Когда спустились на второй этаж, капитан Маков поздравил солдат своей группы и, настроив рацию, доложил командиру корпуса генерал-майору С. Н. Переверткину о выполнении задания. Командир корпуса в свою очередь поздравил каждого и приказал охранять лестницу, не пропускать врага наверх.

В нижних коридорах, комнатах схватки становились всё ожесточённее. Гитлеровцы несколько раз с яростью атаковали лестницу, но Загитов и его товарищи не отступили.

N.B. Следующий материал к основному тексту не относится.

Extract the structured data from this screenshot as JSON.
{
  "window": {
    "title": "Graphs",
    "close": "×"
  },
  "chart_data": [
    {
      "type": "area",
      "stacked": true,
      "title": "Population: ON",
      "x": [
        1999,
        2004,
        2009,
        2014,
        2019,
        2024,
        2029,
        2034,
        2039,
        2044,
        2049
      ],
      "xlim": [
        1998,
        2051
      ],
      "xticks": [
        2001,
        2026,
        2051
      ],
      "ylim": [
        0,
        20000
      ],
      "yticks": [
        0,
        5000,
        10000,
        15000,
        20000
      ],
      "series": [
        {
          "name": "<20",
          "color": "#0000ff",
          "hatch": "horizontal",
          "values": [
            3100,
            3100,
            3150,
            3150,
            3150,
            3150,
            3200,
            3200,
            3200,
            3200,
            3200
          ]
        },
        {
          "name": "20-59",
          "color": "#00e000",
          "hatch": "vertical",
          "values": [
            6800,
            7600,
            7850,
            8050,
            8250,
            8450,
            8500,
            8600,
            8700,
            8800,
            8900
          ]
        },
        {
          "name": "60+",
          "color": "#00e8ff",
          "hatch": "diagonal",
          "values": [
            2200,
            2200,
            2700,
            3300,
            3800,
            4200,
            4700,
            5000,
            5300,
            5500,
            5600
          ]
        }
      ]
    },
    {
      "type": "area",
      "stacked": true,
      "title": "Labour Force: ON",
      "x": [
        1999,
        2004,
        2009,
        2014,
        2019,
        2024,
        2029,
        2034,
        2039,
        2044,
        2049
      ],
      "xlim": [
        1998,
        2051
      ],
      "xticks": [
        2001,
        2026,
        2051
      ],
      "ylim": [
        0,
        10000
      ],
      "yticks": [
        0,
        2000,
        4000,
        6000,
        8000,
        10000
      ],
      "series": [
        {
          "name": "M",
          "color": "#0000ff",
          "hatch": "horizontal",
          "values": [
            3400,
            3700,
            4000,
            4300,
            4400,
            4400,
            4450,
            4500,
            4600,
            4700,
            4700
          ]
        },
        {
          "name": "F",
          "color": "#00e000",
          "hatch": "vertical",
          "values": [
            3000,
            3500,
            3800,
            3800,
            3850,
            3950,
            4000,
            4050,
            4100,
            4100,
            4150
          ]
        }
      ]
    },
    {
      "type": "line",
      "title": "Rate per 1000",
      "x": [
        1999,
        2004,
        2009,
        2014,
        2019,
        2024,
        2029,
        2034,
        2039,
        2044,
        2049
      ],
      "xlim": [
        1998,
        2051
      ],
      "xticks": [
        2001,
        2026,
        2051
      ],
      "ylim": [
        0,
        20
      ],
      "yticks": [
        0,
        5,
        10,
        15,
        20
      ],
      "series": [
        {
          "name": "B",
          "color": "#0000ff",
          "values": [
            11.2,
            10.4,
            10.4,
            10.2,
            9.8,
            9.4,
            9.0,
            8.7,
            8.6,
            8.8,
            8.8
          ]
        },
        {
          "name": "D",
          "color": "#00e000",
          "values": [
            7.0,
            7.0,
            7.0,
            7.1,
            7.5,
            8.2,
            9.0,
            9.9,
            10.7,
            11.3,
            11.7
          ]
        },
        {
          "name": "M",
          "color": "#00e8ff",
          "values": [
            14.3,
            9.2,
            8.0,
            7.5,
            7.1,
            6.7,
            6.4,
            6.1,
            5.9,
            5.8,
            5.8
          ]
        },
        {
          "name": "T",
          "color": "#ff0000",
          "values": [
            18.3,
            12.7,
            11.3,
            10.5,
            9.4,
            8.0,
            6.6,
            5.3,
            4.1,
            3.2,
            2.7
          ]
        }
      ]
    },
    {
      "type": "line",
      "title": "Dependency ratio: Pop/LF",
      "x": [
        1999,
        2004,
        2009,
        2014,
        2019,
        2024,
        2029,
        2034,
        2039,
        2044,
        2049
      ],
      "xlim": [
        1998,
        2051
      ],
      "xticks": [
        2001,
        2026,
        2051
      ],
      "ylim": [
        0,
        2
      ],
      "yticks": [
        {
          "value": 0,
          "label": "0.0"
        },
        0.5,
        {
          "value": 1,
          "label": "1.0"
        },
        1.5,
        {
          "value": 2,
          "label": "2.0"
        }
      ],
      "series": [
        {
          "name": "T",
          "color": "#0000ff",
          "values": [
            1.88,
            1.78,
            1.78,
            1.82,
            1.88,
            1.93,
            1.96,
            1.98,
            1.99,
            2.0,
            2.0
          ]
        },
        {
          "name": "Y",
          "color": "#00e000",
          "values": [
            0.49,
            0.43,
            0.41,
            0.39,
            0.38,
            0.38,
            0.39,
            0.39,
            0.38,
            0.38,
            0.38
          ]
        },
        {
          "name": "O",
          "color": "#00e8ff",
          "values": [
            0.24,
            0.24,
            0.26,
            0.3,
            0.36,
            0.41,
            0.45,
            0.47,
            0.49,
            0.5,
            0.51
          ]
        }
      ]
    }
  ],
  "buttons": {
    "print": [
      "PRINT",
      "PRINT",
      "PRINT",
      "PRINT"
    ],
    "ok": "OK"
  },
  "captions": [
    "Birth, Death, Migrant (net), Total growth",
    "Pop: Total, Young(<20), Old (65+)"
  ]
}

Во время одного из таких столкновений Гази был тяжело ранен. Лисименко как мог оказал первую помощь, стал уговаривать друга отправиться в санчасть. Но Загитов наотрез отказался:

— Нам… нельзя уходить отсюда!..

Ненадолго установилась тишина. Солдат, что составляли группу капитана Макова, сейчас оставалось только шестеро. Да и те — изнурённые, усталые. Три дня и три ночи без сна, в постоянной тревоге, в огне и дыму. Раненые находились тут же.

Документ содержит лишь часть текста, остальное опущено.